More on what this multiplicity of models would mean to patrons

Earlier I mentioned the differing needs of library users, in terms of access and financial models. Why, in fact, confine users to any one model in either area?

A patron might even be able to switch models for a single book—progressing in these stages, in cases where he or she had already taken out the allowable number of books under the permanent checkout model:

(1) A look at a first chapter of an entire book or other item via a Web browser.

(2) Checking out the book for a longer period of access via the Web or a DRMed file.

(3) enjoy an ad-supported version of the book.

(4) choose from a list of bookstores to get a version of the book without ads.

To address the general issue of user choice of access and business models, let’s keep in mind S.R. Ranganathan‘s five laws of library science: Books are for use, every reader has his [or her] book, every book its reader, save the time of the User and the library is a growing organism (language picked up from Wikipedia).
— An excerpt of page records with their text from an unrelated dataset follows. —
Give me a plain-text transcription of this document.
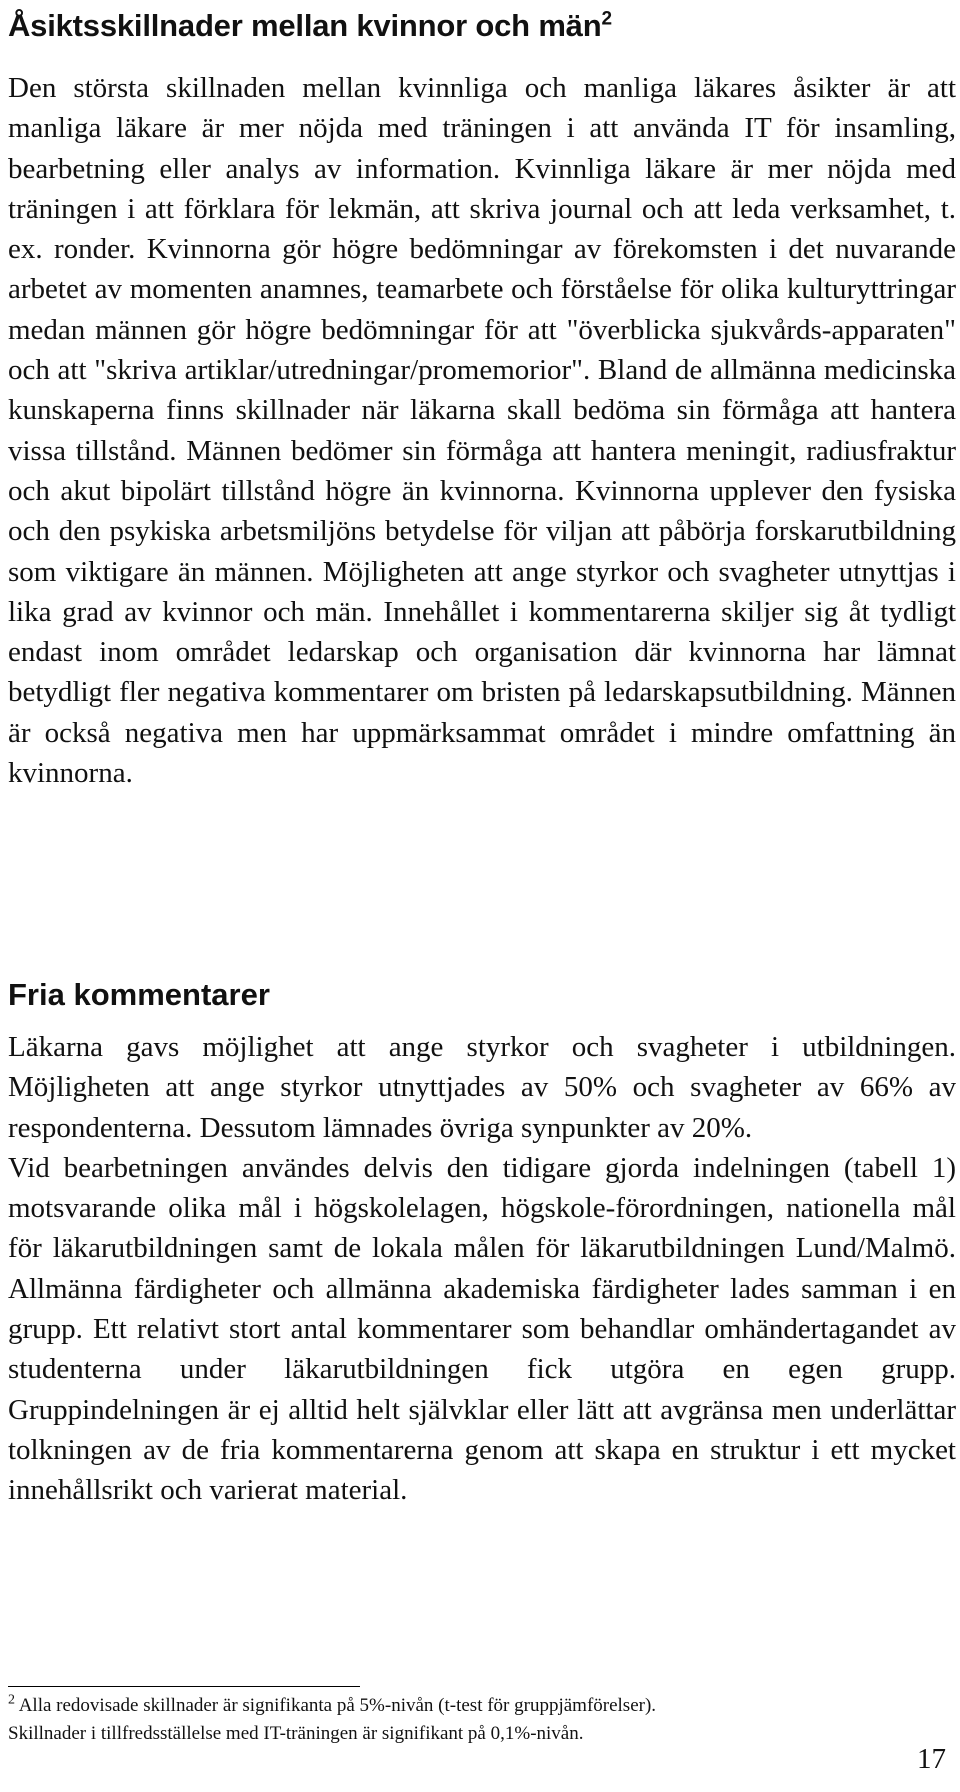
Åsiktsskillnader mellan kvinnor och män$^2$

Den största skillnaden mellan kvinnliga och manliga läkares åsikter är att manliga läkare är mer nöjda med träningen i att använda IT för insamling, bearbetning eller analys av information. Kvinnliga läkare är mer nöjda med träningen i att förklara för lekmän, att skriva journal och att leda verksamhet, t. ex. ronder. Kvinnorna gör högre bedömningar av förekomsten i det nuvarande arbetet av momenten anamnes, teamarbete och förståelse för olika kulturyttringar medan männen gör högre bedömningar för att "överblicka sjukvårds-apparaten" och att "skriva artiklar/utredningar/promemorior". Bland de allmänna medicinska kunskaperna finns skillnader när läkarna skall bedöma sin förmåga att hantera vissa tillstånd. Männen bedömer sin förmåga att hantera meningit, radiusfraktur och akut bipolärt tillstånd högre än kvinnorna. Kvinnorna upplever den fysiska och den psykiska arbetsmiljöns betydelse för viljan att påbörja forskarutbildning som viktigare än männen. Möjligheten att ange styrkor och svagheter utnyttjas i lika grad av kvinnor och män. Innehållet i kommentarerna skiljer sig åt tydligt endast inom området ledarskap och organisation där kvinnorna har lämnat betydligt fler negativa kommentarer om bristen på ledarskapsutbildning. Männen är också negativa men har uppmärksammat området i mindre omfattning än kvinnorna.

Fria kommentarer

Läkarna gavs möjlighet att ange styrkor och svagheter i utbildningen. Möjligheten att ange styrkor utnyttjades av 50% och svagheter av 66% av respondenterna. Dessutom lämnades övriga synpunkter av 20%.

Vid bearbetningen användes delvis den tidigare gjorda indelningen (tabell 1) motsvarande olika mål i högskolelagen, högskole-förordningen, nationella mål för läkarutbildningen samt de lokala målen för läkarutbildningen Lund/Malmö. Allmänna färdigheter och allmänna akademiska färdigheter lades samman i en grupp. Ett relativt stort antal kommentarer som behandlar omhändertagandet av studenterna under läkarutbildningen fick utgöra en egen grupp. Gruppindelningen är ej alltid helt självklar eller lätt att avgränsa men underlättar tolkningen av de fria kommentarerna genom att skapa en struktur i ett mycket innehållsrikt och varierat material.

$^2$ Alla redovisade skillnader är signifikanta på 5%-nivån (t-test för gruppjämförelser).
Skillnader i tillfredsställelse med IT-träningen är signifikant på 0,1%-nivån.
17
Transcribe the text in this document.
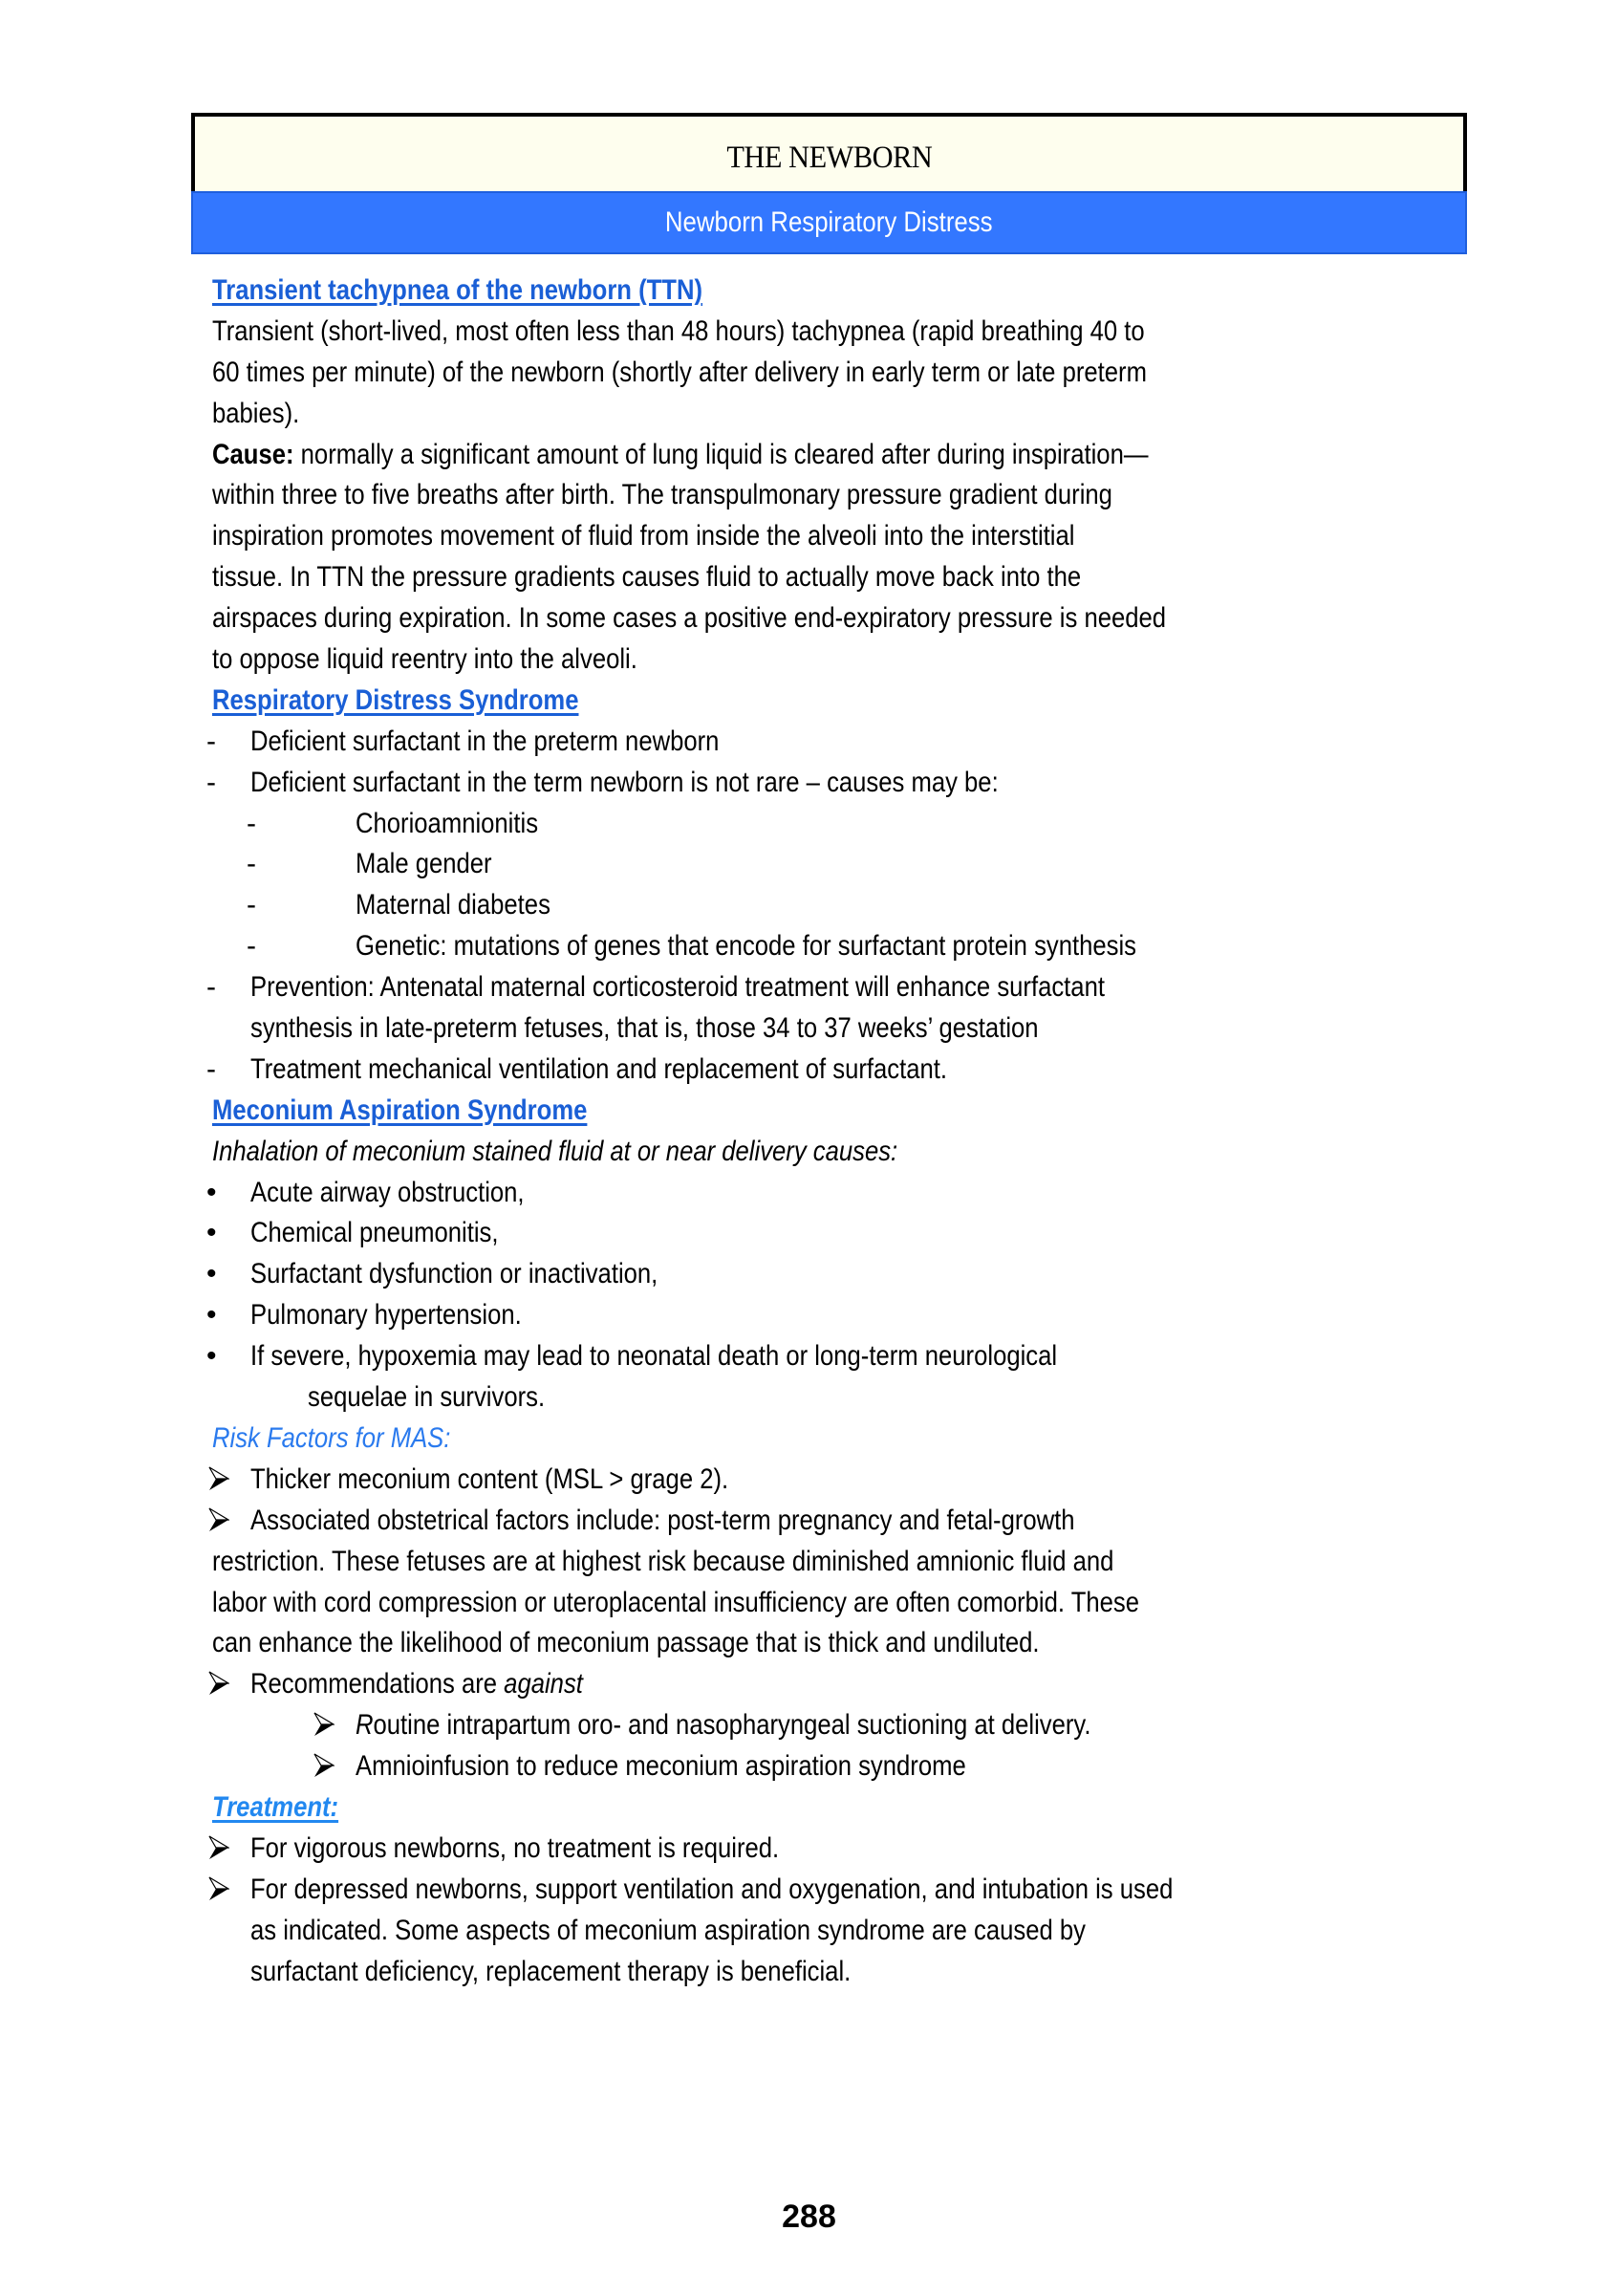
THE NEWBORN
Newborn Respiratory Distress
Transient tachypnea of the newborn (TTN)
Transient (short-lived, most often less than 48 hours) tachypnea (rapid breathing 40 to
60 times per minute) of the newborn (shortly after delivery in early term or late preterm
babies).
Cause: normally a significant amount of lung liquid is cleared after during inspiration—
within three to five breaths after birth. The transpulmonary pressure gradient during
inspiration promotes movement of fluid from inside the alveoli into the interstitial
tissue. In TTN the pressure gradients causes fluid to actually move back into the
airspaces during expiration. In some cases a positive end-expiratory pressure is needed
to oppose liquid reentry into the alveoli.
Respiratory Distress Syndrome
- Deficient surfactant in the preterm newborn
- Deficient surfactant in the term newborn is not rare – causes may be:
-	Chorioamnionitis
-	Male gender
-	Maternal diabetes
-	Genetic: mutations of genes that encode for surfactant protein synthesis
- Prevention: Antenatal maternal corticosteroid treatment will enhance surfactant
synthesis in late-preterm fetuses, that is, those 34 to 37 weeks’ gestation
- Treatment mechanical ventilation and replacement of surfactant.
Meconium Aspiration Syndrome
Inhalation of meconium stained fluid at or near delivery causes:
• Acute airway obstruction,
• Chemical pneumonitis,
• Surfactant dysfunction or inactivation,
• Pulmonary hypertension.
• If severe, hypoxemia may lead to neonatal death or long-term neurological
sequelae in survivors.
Risk Factors for MAS:
Thicker meconium content (MSL > grage 2).
Associated obstetrical factors include: post-term pregnancy and fetal-growth
restriction. These fetuses are at highest risk because diminished amnionic fluid and
labor with cord compression or uteroplacental insufficiency are often comorbid. These
can enhance the likelihood of meconium passage that is thick and undiluted.
Recommendations are against
Routine intrapartum oro- and nasopharyngeal suctioning at delivery.
Amnioinfusion to reduce meconium aspiration syndrome
Treatment:
For vigorous newborns, no treatment is required.
For depressed newborns, support ventilation and oxygenation, and intubation is used
as indicated. Some aspects of meconium aspiration syndrome are caused by
surfactant deficiency, replacement therapy is beneficial.
288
If libraries can show flexibility toward paper books, shouldn’t they do the same toward the digital variety,?

A common cause of libraries and their traditional adversaries?

I hope that public libraries and content providers alike will consider this mixed approach as one way to make books and other items available for free to the growing number of people who, in the Internet era, are accustomed to not paying for content. Furthermore, many of the same concepts here would apply to academic libraries and others.

Imagine the many tens of billions of dollars that publishing and other industries could enjoy—while the libraries and society as a whole benefited. Perhaps the different sides should spend less time fighting with each other over legislation and more time working together on ways to grow revenue and resources.